Amyotrophic lateral sclerosis (ALS) is a neurodegenerative disorder associated with motor neuron degeneration in the motor cortex and spinal cord, leading to muscle weakness and atrophy. It is the most common cause of neurological death in Canada. Despite currently available therapies, ALS remains rapidly debilitating and fatal with no effective treatment or cure.
Making ALS livable means finding new treatments, holding clinical trials for new drugs, and ramping up ALS research to help people living with ALS NOW. Your donation WILL lead to better care, longer lives, and a possible cure.

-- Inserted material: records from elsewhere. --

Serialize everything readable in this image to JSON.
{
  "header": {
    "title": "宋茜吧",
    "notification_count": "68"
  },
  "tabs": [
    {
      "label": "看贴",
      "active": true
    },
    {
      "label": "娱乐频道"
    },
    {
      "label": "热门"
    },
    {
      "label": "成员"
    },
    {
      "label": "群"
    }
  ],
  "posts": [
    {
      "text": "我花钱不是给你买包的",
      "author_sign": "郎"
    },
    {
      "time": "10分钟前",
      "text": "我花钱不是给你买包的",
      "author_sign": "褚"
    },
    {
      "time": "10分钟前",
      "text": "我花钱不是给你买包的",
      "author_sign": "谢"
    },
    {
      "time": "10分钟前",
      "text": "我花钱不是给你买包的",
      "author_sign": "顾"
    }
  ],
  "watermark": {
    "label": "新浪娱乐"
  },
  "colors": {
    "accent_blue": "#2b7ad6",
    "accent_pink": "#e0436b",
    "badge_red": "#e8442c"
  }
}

How powerful is that?
ALS research and care are incredibly underfunded in comparison to other diseases. In 2014 the ice bucket challenge raised around $200 million globally. We would have to do 50 of those globally every single year in order to reach the annual funding that cancer gets. ALS is a horrible disease that hits people in their prime, out of nowhere and it isn’t exclusive to any gender or group. Researchers still do not know what causes ALS and why some people get it, and some don’t. It remains a fatal disease with rapidly progressing, debilitating effects from the time of diagnosis.
Although it is a rare disease, ALS can one day be a treatable, non-terminal disease with enough awareness and funds to invest in research. Researchers needs our help to spread the word to END ALS!